The Guard During Ischemia Against Necrosis (GUARDIAN) trial was designed to determine whether cariporide, a selective sodium-hydrogen exchanger inhibitor, reduces the combined incidence of all-cause mortality and myocardial infarction (MI) in patients at risk of myocardial necrosis and to assess the safety and tolerability of this drug.

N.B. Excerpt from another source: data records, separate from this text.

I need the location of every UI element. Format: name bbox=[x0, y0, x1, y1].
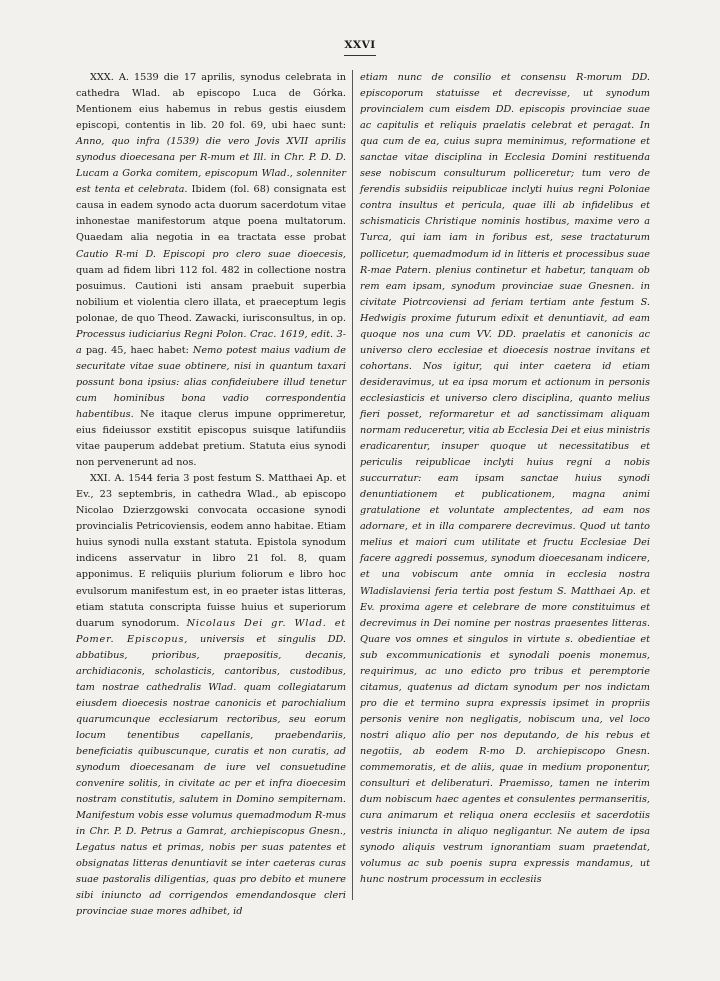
page-number: XXVI bbox=[344, 39, 376, 51]
xxx-ibidem: Ibidem (fol. 68) consignata est causa in eadem synodo acta duorum sacerdotum vitae inhonestae manifestorum atque poena multatorum. Quaedam alia negotia in ea tractata esse probat bbox=[76, 184, 346, 244]
xxx-nemo-quote: Nemo potest maius vadium de securitate vitae suae obtinere, nisi in quantum taxari possunt bona ipsius: alias confideiubere illud tenetur cum hominibus bona vadio correspondentia habentibus. bbox=[76, 344, 346, 420]
left-column bbox=[76, 70, 346, 920]
xxx-cautio-title: Cautio R-mi D. Episcopi pro clero suae dioecesis, bbox=[76, 248, 346, 260]
xxx-intro: XXX. A. 1539 die 17 aprilis, synodus celebrata in cathedra Wlad. ab episcopo Luca de Górka. Mentionem eius habemus in rebus gestis eiusdem episcopi, contentis in lib. 20 fol. 69, ubi haec sunt: bbox=[76, 72, 346, 132]
xxx-quote-anno: Anno, quo infra (1539) die vero Jovis XVII aprilis synodus dioecesana per R-mum et Ill. in Chr. P. D. D. Lucam a Gorka comitem, episcopum Wlad., solenniter est tenta et celebrata. bbox=[76, 136, 346, 196]
header-rule bbox=[344, 55, 376, 56]
xxi-nicolaus: Nicolaus Dei gr. Wlad. et Pomer. Episcopus, bbox=[76, 617, 346, 645]
xxi-letter-start: universis et singulis DD. abbatibus, prioribus, praepositis, decanis, archidiaconis, scholasticis, cantoribus, custodibus, tam nostrae cathedralis Wlad. quam collegiatarum eiusdem dioecesis nostrae canonicis et parochialium quarumcunque ecclesiarum rectoribus, seu eorum locum tenentibus capellanis, praebendariis, beneficiatis quibuscunque, curatis et non curatis, ad synodum dioecesanam de iure vel consuetudine convenire solitis, in civitate ac per et infra dioecesim nostram constitutis, salutem in Domino sempiternam. Manifestum vobis esse volumus quemadmodum R-mus in Chr. P. D. Petrus a Gamrat, archiepiscopus Gnesn., Legatus natus et primas, nobis per suas patentes et obsignatas litteras denuntiavit se inter caeteras curas suae pastoralis diligentias, quas pro debito et munere sibi iniuncto ad corrigendos emendandosque cleri provinciae suae mores adhibet, id bbox=[76, 633, 346, 918]
letter-continuation: etiam nunc de consilio et consensu R-morum DD. episcoporum statuisse et decrevisse, ut synodum provincialem cum eisdem DD. episcopis provinciae suae ac capitulis et reliquis praelatis celebrat et peragat. In qua cum de ea, cuius supra meminimus, reformatione et sanctae vitae disciplina in Ecclesia Domini restituenda sese nobiscum consulturum polliceretur; tum vero de ferendis subsidiis reipublicae inclyti huius regni Poloniae contra insultus et pericula, quae illi ab infidelibus et schismaticis Christique nominis hostibus, maxime vero a Turca, qui iam iam in foribus est, sese tractaturum pollicetur, quemadmodum id in litteris et processibus suae R-mae Patern. plenius continetur et habetur, tanquam ob rem eam ipsam, synodum provinciae suae Gnesnen. in civitate Piotrcoviensi ad feriam tertiam ante festum S. Hedwigis proxime futurum edixit et denuntiavit, ad eam quoque nos una cum VV. DD. praelatis et canonicis ac universo clero ecclesiae et dioecesis nostrae invitans et cohortans. Nos igitur, qui inter caetera id etiam desideravimus, ut ea ipsa morum et actionum in personis ecclesiasticis et universo clero disciplina, quanto melius fieri posset, reformaretur et ad sanctissimam aliquam normam reduceretur, vitia ab Ecclesia Dei et eius ministris eradicarentur, insuper quoque ut necessitatibus et periculis reipublicae inclyti huius regni a nobis succurratur: eam ipsam sanctae huius synodi denuntiationem et publicationem, magna animi gratulatione et voluntate amplectentes, ad eam nos adornare, et in illa comparere decrevimus. Quod ut tanto melius et maiori cum utilitate et fructu Ecclesiae Dei facere aggredi possemus, synodum dioecesanam indicere, et una vobiscum ante omnia in ecclesia nostra Wladislaviensi feria tertia post festum S. Matthaei Ap. et Ev. proxima agere et celebrare de more constituimus et decrevimus in Dei nomine per nostras praesentes litteras. Quare vos omnes et singulos in virtute s. obedientiae et sub excommunicationis et synodali poenis monemus, requirimus, ac uno edicto pro tribus et peremptorie citamus, quatenus ad dictam synodum per nos indictam pro die et termino supra expressis ipsimet in propriis personis venire non negligatis, nobiscum una, vel loco nostri aliquo alio per nos deputando, de his rebus et negotiis, ab eodem R-mo D. archiepiscopo Gnesn. commemoratis, et de aliis, quae in medium proponentur, consulturi et deliberaturi. Praemisso, tamen ne interim dum nobiscum haec agentes et consulentes permanseritis, cura animarum et reliqua onera ecclesiis et sacerdotiis vestris iniuncta in aliquo negligantur. Ne autem de ipsa synodo aliquis vestrum ignorantiam suam praetendat, volumus ac sub poenis supra expressis mandamus, ut hunc nostrum processum in ecclesiis bbox=[360, 72, 650, 886]
paragraph-xxi bbox=[76, 471, 346, 920]
column-divider bbox=[352, 70, 353, 900]
paragraph-xxx bbox=[76, 70, 346, 471]
right-column bbox=[360, 70, 650, 888]
xxx-processus-title: Processus iudiciarius Regni Polon. Crac. 1619, edit. 3-a bbox=[76, 328, 346, 356]
xxx-conclusion: Ne itaque clerus impune opprimeretur, eius fideiussor exstitit episcopus suisque latifundiis vitae pauperum addebat pretium. Statuta eius synodi non pervenerunt ad nos. bbox=[76, 408, 346, 469]
xxx-pag: pag. 45, haec habet: bbox=[85, 344, 189, 356]
xxi-intro: XXI. A. 1544 feria 3 post festum S. Matthaei Ap. et Ev., 23 septembris, in cathedra Wlad., ab episcopo Nicolao Dzierzgowski convocata occasione synodi provincialis Petricoviensis, eodem anno habitae. Etiam huius synodi nulla exstant statuta. Epistola synodum indicens asservatur in libro 21 fol. 8, quam apponimus. E reliquiis plurium foliorum e libro hoc evulsorum manifestum est, in eo praeter istas litteras, etiam statuta conscripta fuisse huius et superiorum duarum synodorum. bbox=[76, 473, 346, 629]
xxx-cautio-text: quam ad fidem libri 112 fol. 482 in collectione nostra posuimus. Cautioni isti ansam praebuit superbia nobilium et violentia clero illata, et praeceptum legis polonae, de quo Theod. Zawacki, iurisconsultus, in op. bbox=[76, 264, 346, 324]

The study population consisted of 11,590 patients who were hospitalized for an acute coronary syndrome or were undergoing high-risk percutaneous coronary intervention or coronary artery bypass grafting (CABG). Patients were enrolled and randomized to one of three doses of cariporide (20, 80, or 120 mg), or placebo, administered as a 60-minute infusion every 8 hours for two to seven days. At day 36, patients treated with cariporide 120 mg demonstrated a 10% risk reduction in death or MI compared with placebo (p = 0.12). At this dose, patients undergoing CABG experienced a 25% risk reduction in death or MI (p = 0.03), which was sustained through six months (p = 0.033). The improvement resulted primarily from a 32% risk reduction in nonfatal MI (p = 0.007). Cariporide was well tolerated; most adverse events were mild and transient. Data from the GUARDIAN trial indicate that myocardial muscle creatine kinase isoenzyme (CK-MB) values of >10 times the upper limit of normal during the initial 48 hours after CABG are associated with significantly increased six-month mortality (p < 0.001); the six-month mortality risk is similar to that observed in acute coronary syndrome patients, even after adjustment for baseline variables known to impact long-term prognosis.

Although the results of the GUARDIAN trial failed to demonstrate overall clinical benefit, cariporide 120 mg reduced the rate of death and MI in patients undergoing CABG. Cariporide may provide a cardioprotective benefit in CABG patients at high-risk of myocardial necrosis.